La proximité de la présence et du songe, de l’élémentaire et du lointain, de l’évidence et de l’inconnu est ce qui définit la poétique de Bonnefoy : la tension de l’entre-deux qui favorise un rapport critique du langage à lui-même. Ayant choisie la voie tragique de l’adhésion au réel, la poésie de Bonnefoy offre une présence plus vive au monde, une lecture plus pénétrante du réel, une énergie et un désir d’authenticité, un sens, une présence.
Toutes ces caractéristiques se retrouvent pleinement dans Les Planches courbes, dont l’image de l’ajointement imparfait mais perfectible est une métaphore de la conception poétique du paradoxe de Bonnefoy. Plutôt que de se contenter du « rebord disloqué de la parole » (p. 77) et de s’écrier que « injustice et malheur ravagent le sens » (p. 77), le poète s’est assigné la mission d’articuler et de nommer le réel.
Les figures parentales sont décrites au travers du souvenir d’enfance qui permet une saisie authentique. Le souvenir, qu’il soit lié à la mère ou au père, apparaît comme diffracté et douloureux même si la poésie en réalise la célébration et restaure la communication.
Les deux figures apparaissent comme insaisissables : à chacune de leur évocation une médiation est nécessaire que ce soit par le biais de personnage mythologique ou biblique comme Cérès, Ruth, ou le passeur géant, par le biais de la temporalité, ou par le biais de l’image à la fois présence et absence. Le souvenir fige les images et le temps : le père est « un homme » (p. 92), la mère est une divinité « sans-visage » (p. 83), une déesse « aux mèches désordonnées » (p. 84), « la femme belle buvant avidement de toute sa soif » (p. 85), « l’évasive présence maternelle ».

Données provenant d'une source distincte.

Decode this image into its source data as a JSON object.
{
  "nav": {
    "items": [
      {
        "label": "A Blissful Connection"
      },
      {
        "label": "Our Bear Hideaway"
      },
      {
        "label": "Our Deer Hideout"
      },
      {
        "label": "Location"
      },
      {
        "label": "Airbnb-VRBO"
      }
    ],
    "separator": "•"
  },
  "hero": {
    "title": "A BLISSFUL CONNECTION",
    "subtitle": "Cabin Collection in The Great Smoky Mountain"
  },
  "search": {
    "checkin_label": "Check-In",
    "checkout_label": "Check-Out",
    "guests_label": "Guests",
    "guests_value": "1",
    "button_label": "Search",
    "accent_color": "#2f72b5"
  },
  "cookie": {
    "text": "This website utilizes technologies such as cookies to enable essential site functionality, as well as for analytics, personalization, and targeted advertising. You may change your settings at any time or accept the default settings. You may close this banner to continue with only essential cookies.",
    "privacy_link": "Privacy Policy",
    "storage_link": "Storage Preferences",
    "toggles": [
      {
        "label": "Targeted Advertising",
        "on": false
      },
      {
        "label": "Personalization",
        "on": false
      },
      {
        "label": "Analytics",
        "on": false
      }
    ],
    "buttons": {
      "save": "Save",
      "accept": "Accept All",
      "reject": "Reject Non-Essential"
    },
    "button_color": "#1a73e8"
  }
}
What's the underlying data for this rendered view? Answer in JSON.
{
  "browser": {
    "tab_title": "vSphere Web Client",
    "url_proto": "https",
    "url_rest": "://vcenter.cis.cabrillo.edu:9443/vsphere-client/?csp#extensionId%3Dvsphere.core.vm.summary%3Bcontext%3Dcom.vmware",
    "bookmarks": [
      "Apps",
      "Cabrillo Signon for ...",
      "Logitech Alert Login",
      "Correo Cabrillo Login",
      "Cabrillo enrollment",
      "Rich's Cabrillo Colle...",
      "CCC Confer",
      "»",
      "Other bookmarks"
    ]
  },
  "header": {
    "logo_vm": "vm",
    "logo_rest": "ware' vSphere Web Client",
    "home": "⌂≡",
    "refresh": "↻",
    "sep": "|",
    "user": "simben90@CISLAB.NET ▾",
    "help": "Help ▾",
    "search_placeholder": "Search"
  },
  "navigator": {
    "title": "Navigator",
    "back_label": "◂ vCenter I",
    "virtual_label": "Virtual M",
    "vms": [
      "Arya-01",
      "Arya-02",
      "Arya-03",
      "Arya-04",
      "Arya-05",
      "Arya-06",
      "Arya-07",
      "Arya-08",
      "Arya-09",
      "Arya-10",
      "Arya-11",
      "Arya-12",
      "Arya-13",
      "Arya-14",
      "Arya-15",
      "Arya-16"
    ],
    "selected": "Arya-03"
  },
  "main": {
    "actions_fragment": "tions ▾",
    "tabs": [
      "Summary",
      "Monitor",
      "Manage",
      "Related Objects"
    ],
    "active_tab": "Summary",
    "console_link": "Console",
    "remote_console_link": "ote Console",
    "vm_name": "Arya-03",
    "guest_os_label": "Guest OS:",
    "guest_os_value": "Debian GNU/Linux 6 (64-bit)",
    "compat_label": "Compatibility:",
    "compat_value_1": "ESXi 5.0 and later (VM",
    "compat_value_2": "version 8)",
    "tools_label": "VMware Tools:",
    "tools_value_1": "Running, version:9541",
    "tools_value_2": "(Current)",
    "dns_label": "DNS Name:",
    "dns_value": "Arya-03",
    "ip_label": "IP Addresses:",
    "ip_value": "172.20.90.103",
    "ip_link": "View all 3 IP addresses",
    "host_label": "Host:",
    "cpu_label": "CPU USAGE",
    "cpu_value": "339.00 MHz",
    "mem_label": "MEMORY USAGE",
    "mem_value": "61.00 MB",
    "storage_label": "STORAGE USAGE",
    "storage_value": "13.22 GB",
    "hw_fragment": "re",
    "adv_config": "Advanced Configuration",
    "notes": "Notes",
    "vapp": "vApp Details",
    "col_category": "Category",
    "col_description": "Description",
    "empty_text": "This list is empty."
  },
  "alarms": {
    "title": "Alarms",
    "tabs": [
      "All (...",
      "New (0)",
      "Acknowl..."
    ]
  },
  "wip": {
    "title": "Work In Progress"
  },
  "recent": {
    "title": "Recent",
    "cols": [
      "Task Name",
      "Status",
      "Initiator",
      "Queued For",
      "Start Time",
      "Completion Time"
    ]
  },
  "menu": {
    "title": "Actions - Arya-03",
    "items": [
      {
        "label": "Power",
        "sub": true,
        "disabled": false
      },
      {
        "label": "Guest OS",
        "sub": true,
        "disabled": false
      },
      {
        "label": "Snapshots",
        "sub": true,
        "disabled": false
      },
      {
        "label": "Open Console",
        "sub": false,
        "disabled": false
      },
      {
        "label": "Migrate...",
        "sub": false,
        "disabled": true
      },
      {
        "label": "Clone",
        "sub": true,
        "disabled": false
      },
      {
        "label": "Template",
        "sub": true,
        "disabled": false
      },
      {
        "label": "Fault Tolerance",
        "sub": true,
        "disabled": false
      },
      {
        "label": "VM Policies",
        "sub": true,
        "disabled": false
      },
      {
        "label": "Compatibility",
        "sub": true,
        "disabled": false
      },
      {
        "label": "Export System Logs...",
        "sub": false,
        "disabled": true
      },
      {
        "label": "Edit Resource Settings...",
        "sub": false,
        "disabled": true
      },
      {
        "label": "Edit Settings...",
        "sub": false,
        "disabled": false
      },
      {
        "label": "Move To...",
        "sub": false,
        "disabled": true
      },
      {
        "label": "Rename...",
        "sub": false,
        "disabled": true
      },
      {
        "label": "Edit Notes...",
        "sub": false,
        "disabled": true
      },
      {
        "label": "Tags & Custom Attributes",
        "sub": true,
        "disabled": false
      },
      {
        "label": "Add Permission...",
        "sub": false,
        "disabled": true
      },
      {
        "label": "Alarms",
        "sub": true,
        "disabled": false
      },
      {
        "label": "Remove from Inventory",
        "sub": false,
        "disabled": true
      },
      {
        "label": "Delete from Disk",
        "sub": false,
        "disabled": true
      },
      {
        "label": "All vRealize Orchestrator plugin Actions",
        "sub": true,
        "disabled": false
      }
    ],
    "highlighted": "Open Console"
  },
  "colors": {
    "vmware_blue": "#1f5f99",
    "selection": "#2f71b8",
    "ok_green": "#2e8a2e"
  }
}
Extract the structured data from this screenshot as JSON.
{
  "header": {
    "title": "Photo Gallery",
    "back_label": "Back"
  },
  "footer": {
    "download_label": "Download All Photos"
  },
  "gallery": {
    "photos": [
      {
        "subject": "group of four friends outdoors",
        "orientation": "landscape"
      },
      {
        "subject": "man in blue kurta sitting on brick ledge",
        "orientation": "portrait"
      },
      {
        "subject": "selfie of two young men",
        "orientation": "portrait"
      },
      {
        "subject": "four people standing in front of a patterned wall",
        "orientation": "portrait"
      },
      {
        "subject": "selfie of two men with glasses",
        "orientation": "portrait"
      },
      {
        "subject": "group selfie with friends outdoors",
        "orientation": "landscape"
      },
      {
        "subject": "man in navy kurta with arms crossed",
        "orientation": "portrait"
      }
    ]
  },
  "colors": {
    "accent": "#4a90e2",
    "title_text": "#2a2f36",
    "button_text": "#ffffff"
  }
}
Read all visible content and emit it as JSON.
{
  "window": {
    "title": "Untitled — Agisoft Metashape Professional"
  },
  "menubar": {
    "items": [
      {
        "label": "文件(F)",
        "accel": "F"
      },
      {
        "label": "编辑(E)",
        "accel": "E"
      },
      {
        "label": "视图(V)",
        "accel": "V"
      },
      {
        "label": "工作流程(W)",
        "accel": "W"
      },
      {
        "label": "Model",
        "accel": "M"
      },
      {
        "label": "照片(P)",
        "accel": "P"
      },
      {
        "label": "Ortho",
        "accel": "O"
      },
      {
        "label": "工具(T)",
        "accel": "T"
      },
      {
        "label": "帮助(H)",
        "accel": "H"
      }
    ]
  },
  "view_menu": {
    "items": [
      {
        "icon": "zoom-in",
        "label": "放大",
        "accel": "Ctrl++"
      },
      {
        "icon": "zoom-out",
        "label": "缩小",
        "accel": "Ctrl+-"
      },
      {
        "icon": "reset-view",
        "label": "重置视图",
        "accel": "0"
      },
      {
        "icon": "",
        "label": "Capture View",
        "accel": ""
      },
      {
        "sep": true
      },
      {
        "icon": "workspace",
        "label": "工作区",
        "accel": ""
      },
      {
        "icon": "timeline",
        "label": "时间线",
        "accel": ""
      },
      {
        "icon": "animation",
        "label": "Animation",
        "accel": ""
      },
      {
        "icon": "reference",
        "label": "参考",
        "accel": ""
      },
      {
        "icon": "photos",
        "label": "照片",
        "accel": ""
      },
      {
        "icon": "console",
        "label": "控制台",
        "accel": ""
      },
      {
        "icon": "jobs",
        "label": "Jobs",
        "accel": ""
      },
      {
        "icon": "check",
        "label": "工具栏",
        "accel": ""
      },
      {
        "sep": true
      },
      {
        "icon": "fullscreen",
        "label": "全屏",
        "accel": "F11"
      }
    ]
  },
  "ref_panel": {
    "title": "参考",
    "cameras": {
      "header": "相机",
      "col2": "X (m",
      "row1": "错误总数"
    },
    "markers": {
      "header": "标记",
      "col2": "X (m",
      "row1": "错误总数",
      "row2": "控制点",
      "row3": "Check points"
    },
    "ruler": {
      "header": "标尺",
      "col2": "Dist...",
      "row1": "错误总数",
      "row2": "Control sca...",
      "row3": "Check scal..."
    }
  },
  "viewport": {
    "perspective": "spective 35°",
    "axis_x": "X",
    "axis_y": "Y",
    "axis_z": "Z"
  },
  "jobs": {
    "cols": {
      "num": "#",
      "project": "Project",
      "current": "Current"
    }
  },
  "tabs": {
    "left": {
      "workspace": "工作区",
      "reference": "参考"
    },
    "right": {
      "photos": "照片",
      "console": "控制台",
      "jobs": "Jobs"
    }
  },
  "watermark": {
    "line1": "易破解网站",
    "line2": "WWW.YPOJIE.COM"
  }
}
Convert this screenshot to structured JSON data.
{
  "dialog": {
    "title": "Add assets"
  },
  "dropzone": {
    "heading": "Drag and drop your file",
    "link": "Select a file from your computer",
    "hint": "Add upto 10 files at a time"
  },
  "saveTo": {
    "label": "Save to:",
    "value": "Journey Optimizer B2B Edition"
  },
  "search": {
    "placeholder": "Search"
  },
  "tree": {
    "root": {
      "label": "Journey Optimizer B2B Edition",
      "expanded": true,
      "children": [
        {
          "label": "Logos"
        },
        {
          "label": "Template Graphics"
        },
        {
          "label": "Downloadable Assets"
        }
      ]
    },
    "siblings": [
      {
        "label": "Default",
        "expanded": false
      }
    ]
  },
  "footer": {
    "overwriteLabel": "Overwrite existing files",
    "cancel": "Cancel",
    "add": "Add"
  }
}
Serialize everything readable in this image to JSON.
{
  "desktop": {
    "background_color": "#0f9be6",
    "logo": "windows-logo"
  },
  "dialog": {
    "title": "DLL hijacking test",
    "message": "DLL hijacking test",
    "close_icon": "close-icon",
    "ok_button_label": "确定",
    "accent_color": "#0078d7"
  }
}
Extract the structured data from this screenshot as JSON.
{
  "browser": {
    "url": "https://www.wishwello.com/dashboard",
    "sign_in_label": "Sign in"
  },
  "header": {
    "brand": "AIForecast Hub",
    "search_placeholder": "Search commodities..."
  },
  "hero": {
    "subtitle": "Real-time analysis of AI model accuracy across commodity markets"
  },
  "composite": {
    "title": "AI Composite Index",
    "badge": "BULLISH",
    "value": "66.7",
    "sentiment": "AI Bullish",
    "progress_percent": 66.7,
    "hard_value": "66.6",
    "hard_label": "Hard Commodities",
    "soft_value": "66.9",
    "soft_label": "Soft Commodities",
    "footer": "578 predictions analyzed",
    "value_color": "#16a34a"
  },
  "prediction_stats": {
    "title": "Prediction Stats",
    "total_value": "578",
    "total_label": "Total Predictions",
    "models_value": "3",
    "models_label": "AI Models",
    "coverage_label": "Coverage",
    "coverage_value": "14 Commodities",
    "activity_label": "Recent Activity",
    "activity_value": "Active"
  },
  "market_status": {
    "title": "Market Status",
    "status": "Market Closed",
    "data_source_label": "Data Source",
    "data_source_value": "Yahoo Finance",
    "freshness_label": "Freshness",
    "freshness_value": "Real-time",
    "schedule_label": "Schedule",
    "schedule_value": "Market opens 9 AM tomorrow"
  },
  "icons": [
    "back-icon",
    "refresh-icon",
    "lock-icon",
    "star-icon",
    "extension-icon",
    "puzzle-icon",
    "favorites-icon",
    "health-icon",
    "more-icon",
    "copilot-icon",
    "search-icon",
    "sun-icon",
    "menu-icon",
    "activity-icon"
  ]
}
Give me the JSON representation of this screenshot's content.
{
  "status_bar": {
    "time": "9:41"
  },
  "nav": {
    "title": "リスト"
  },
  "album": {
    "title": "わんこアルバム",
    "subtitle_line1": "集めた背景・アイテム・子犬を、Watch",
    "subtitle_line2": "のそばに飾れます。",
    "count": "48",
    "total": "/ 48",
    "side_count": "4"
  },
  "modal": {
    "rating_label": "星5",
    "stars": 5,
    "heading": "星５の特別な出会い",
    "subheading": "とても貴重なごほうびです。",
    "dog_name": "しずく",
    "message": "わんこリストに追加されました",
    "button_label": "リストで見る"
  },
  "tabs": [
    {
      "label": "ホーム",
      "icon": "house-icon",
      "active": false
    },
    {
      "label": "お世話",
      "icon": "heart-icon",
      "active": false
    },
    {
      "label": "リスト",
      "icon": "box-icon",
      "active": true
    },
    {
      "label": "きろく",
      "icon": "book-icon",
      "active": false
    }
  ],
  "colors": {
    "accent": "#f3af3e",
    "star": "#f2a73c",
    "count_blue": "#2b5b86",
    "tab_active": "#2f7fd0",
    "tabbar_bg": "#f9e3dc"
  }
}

La difficulté réside dans la tentative de faire advenir un portrait ressemblant des parents ; le recours aux mythes qui s’entremêlent et se confondent à une mythologie que l’on peut qualifier de personnelle est emblématique de cette impossibilité alliée à la douleur du travail d’anamnèse. Face au souvenir douloureux soumis à « l’oubli, l’oubli avide »(p. 91), la poésie de Bonnefoy s’impose comme une forme conjuratoire puisqu’elle célèbre le souvenir et va restaurer la communication avec l’être disparu. Consciente de la fragilité du monde, des êtres pris dans « l’exil » et des souvenirs, la poésie cherche à « recueillir la présence », et l’écriture comme acte existentiel favorise la remontée du souvenir, de ce passé indépassable et insaisissable à la fois.Le souvenir reste fugitif et incomplet mais sa célébration est vecteur de « sens ».
Ainsi, la poésie apparaît comme une véritable quête reconstituant des liens effacés car le poète sait aussi « que l’on peut naître des mots » (p. 92), que le langage est peut-être le lieu d’un lien retrouvé.
Le tissage des motifs poétiques est essentiel dans ce recueil. Les images du seuil -limites entre l’ici et l’ailleurs, le dehors-, de la porte qui résiste (« je tournais la poignée, qui résistait » p. 83), du chemin sont prégnantes. Un réseau d’images liées au motif de l’eau (« l’eau du rêve » p. 73, « l’eau rapide où s’efface le souvenir » p. 84, « l’eau calme » p. 95, p. 103) et de la lumière -et de son double antithétique l’ombre- (« lumières » p. 72, 75, « le feu » p. 73, « le phare » p. 79, « le soleil » p. 89, « la flamme » p. 97, « étoiles » p.104) imprègne le recueil.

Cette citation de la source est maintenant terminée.